1. The Universal Approximation Theorem
Let $f : \mathbb{R}^d \to \mathbb{R}$ be any continuous function on a compact domain, and let $h$ be any non-polynomial activation function. Then for every $\varepsilon > 0$, there exists a two-layer neural network $\hat{f}$ with a finite number of hidden units $M$ such that
$$\sup_{\mathbf{x}} |f(\mathbf{x}) - \hat{f}(\mathbf{x})| < \varepsilon.$$A smaller approximation error $\varepsilon$ generally requires more hidden units $M$.
The theorem applies to any non-polynomial activation (sigmoid, tanh, ReLU, etc.).
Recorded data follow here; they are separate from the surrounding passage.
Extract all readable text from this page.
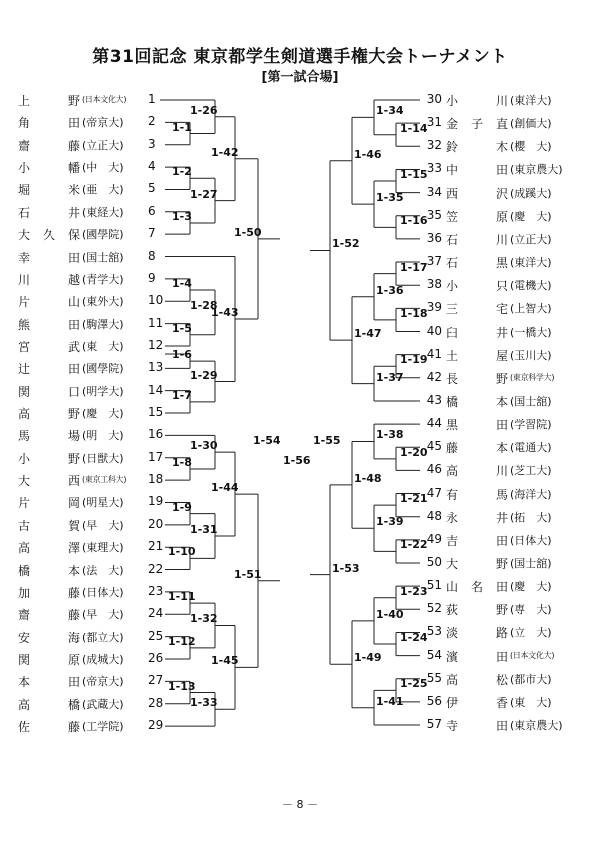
第31回記念 東京都学生剣道選手権大会トーナメント
[第一試合場]
－ 8 －
上野 (日本文化大) 1
角田 (帝京大) 2
齋藤 (立正大) 3
小幡 (中　大) 4
堀米 (亜　大) 5
石井 (東経大) 6
大久保 (國學院) 7
幸田 (国士舘) 8
川越 (青学大) 9
片山 (東外大) 10
熊田 (駒澤大) 11
宮武 (東　大) 12
辻田 (國學院) 13
関口 (明学大) 14
高野 (慶　大) 15
馬場 (明　大) 16
小野 (日獣大) 17
大西 (東京工科大) 18
片岡 (明星大) 19
古賀 (早　大) 20
高澤 (東理大) 21
橋本 (法　大) 22
加藤 (日体大) 23
齋藤 (早　大) 24
安海 (都立大) 25
関原 (成城大) 26
本田 (帝京大) 27
高橋 (武蔵大) 28
佐藤 (工学院) 29
小川 (東洋大)
30
金子直 (創価大)
31
鈴木 (櫻　大)
32
中田 (東京農大)
33
西沢 (成蹊大)
34
笠原 (慶　大)
35
石川 (立正大)
36
石黒 (東洋大)
37
小只 (電機大)
38
三宅 (上智大)
39
臼井 (一橋大)
40
土屋 (玉川大)
41
長野 (東京科学大)
42
橋本 (国士舘)
43
黒田 (学習院)
44
藤本 (電通大)
45
高川 (芝工大)
46
有馬 (海洋大)
47
永井 (拓　大)
48
吉田 (日体大)
49
大野 (国士舘)
50
山名田 (慶　大)
51
荻野 (専　大)
52
淡路 (立　大)
53
濱田 (日本文化大)
54
高松 (都市大)
55
伊香 (東　大)
56
寺田 (東京農大)
57
1-1
1-26
1-2
1-3
1-27
1-42
1-4
1-5
1-28
1-6
1-7
1-29
1-43
1-50
1-8
1-30
1-9
1-10
1-31
1-44
1-11
1-12
1-32
1-13
1-33
1-45
1-51
1-14
1-34
1-15
1-16
1-35
1-46
1-17
1-18
1-36
1-19
1-37
1-47
1-52
1-20
1-38
1-21
1-22
1-39
1-48
1-23
1-24
1-40
1-25
1-41
1-49
1-53
1-54	1-55
1-56
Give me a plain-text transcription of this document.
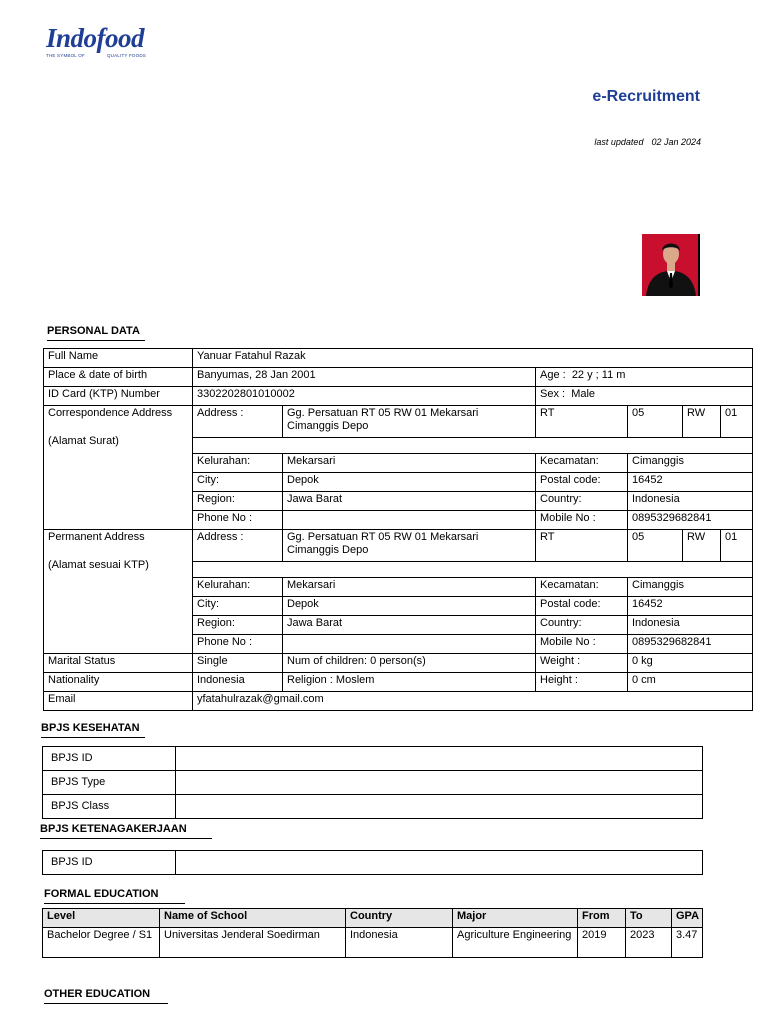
Indofood
THE SYMBOL OF	QUALITY FOODS
e-Recruitment
last updated 02 Jan 2024
PERSONAL DATA
Full Name	Yanuar Fatahul Razak					
Place & date of birth	Banyumas, 28 Jan 2001		Age : 22 y ; 11 m			
ID Card (KTP) Number	3302202801010002		Sex : Male			

Correspondence Address
(Alamat Surat)	Address :	Gg. Persatuan RT 05 RW 01 Mekarsari Cimanggis Depo	RT	05	RW	01

	Kelurahan:	Mekarsari	Kecamatan:	Cimanggis		
	City:	Depok	Postal code:	16452		
	Region:	Jawa Barat	Country:	Indonesia		
	Phone No :		Mobile No :	0895329682841		

Permanent Address
(Alamat sesuai KTP)	Address :	Gg. Persatuan RT 05 RW 01 Mekarsari Cimanggis Depo	RT	05	RW	01

	Kelurahan:	Mekarsari	Kecamatan:	Cimanggis		
	City:	Depok	Postal code:	16452		
	Region:	Jawa Barat	Country:	Indonesia		
	Phone No :		Mobile No :	0895329682841		
Marital Status	Single	Num of children: 0 person(s)	Weight :	0 kg		
Nationality	Indonesia	Religion : Moslem	Height :	0 cm		
Email	yfatahulrazak@gmail.com					
BPJS KESEHATAN
BPJS ID	
BPJS Type	
BPJS Class	
BPJS KETENAGAKERJAAN
BPJS ID	
FORMAL EDUCATION
Level	Name of School	Country	Major	From	To	GPA
Bachelor Degree / S1	Universitas Jenderal Soedirman	Indonesia	Agriculture Engineering	2019	2023	3.47
OTHER EDUCATION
It says that the architecture — two layers with enough width — is expressive enough; the challenge is finding the right weights.
2. Intuition via ReLU Networks
Consider a 1D input. Each hidden unit in a ReLU network computes
$$z_m(x) = \max(0,\, w_m x + b_m),$$a ramp function that is zero for $x < -b_m/w_m$ and linear with slope $w_m$ thereafter. Taking linear combinations $\hat{f}(x) = \sum_m v_m z_m(x)$ produces a piecewise-linear function. The transition points are controlled by the biases $b_m$, and the slopes of adjacent pieces are controlled by the weights $v_m$.
With $M=3$ ReLU units, one can represent a function with up to 3 distinct linear pieces — enough to approximate a parabola or a half-sine. With $M=9$, we can approximate a full sine wave within a tighter error band $\varepsilon$. As $M \to \infty$, the piecewise-linear approximation converges to any continuous function.
3. Depth vs. Width: Efficiency
The theorem guarantees approximation with a single hidden layer — but at what cost? Approximating a deep network (depth $L$) with a shallow one requires exponentially more hidden units as $\varepsilon \to 0$:
$$M_{\text{shallow}} = \Omega\!\bigl((\tfrac{1}{\varepsilon})^{d}\bigr), \quad \text{vs.} \quad M_{\text{deep}} = O\!\bigl(\text{poly}(\tfrac{1}{\varepsilon})\bigr).$$Concretely, for ReLU networks with $L$ layers and width $W$:
- The number of linear regions (piecewise-linear pieces) scales as $O(W^L)$ — exponential in depth, polynomial in width.
- For a fixed parameter budget $P$, width and depth satisfy roughly $W^2 L = P$. Deeper, narrower networks create exponentially more regions than shallower, wider ones with the same parameter count.
This exponential scaling in depth explains the empirical success of deep learning: going deeper is far more parameter-efficient than going wider. It is also the theoretical justification for the shift from shallow SVMs to deep neural networks in the 2010s.
4. Function Approximation in Practice
Both regression and classification can be cast as function approximation:
- Regression: approximate the unknown mapping $f : \mathbf{x} \mapsto t$ from noisy samples.
- Classification: approximate the posterior $p(C_k|\mathbf{x})$, whose level sets give the decision boundaries.
The theorem guarantees that, given sufficient capacity, a neural network can represent the target function. Whether gradient-based training actually finds it is a separate, harder question addressed in Lectures 8.3–8.5.